In recent years, most major international airlines have reported healthy profitability. But our calculations show this to be a mirage. In the case of Lufthansa and American Airlines, for example, accounting for their environmental costs of $2.3 and $4.8 billion respectively would make both companies unprofitable.
How to Measure a Company’s Real Impact
Companies have always caused “externalities” — benefits for society for which they are not fully compensated and costs on society which they don’t have to fully pay for. A major change in global business in recent years is that these externalities are becoming increasingly rare — what was once extraneous to a business is increasingly affecting corporate revenues, costs, and risk profiles. This is a positive development, as society holds business to account. A major outstanding hurdle to this “internalization,” however, is the lack of a full accounting method to understand and quantify companies’ impacts on society.

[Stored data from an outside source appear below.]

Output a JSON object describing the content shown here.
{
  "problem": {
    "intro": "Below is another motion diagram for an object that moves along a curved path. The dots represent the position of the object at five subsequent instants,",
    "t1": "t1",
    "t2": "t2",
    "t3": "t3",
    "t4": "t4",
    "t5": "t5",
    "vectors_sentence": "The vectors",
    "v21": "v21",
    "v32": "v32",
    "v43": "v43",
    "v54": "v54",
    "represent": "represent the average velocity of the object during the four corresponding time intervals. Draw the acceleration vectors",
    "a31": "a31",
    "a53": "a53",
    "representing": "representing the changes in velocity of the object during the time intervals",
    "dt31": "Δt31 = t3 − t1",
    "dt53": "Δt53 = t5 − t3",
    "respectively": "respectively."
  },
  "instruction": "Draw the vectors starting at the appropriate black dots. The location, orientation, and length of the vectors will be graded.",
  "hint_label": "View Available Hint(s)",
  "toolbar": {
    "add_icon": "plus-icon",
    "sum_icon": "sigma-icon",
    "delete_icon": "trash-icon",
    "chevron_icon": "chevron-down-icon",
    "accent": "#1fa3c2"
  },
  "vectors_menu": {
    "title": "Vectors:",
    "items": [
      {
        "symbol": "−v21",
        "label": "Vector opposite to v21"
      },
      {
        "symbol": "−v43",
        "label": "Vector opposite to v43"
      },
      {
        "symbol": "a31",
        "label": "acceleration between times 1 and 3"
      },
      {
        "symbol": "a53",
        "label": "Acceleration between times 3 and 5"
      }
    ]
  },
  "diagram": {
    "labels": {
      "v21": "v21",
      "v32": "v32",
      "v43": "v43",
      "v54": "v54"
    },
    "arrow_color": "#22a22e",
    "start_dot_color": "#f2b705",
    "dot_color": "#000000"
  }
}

The good news is that accounting for impact took a big step forward in July 2020 with the publication of the cost of the environmental impact of 1,800 companies by the Impact-Weighted Accounts Initiative (IWAI) at Harvard Business School. Next year, the IWAI will publish the cost of product and employment impacts too, providing a complete picture of the impact each of the 1800 companies create. The authors claim the initiative will have far-reaching consequences. It will allow for more effective taxation, more accurate pricing by capital markets, and for customers to more easily shop ethically. The authors argue that impact transparency will reshape capitalism.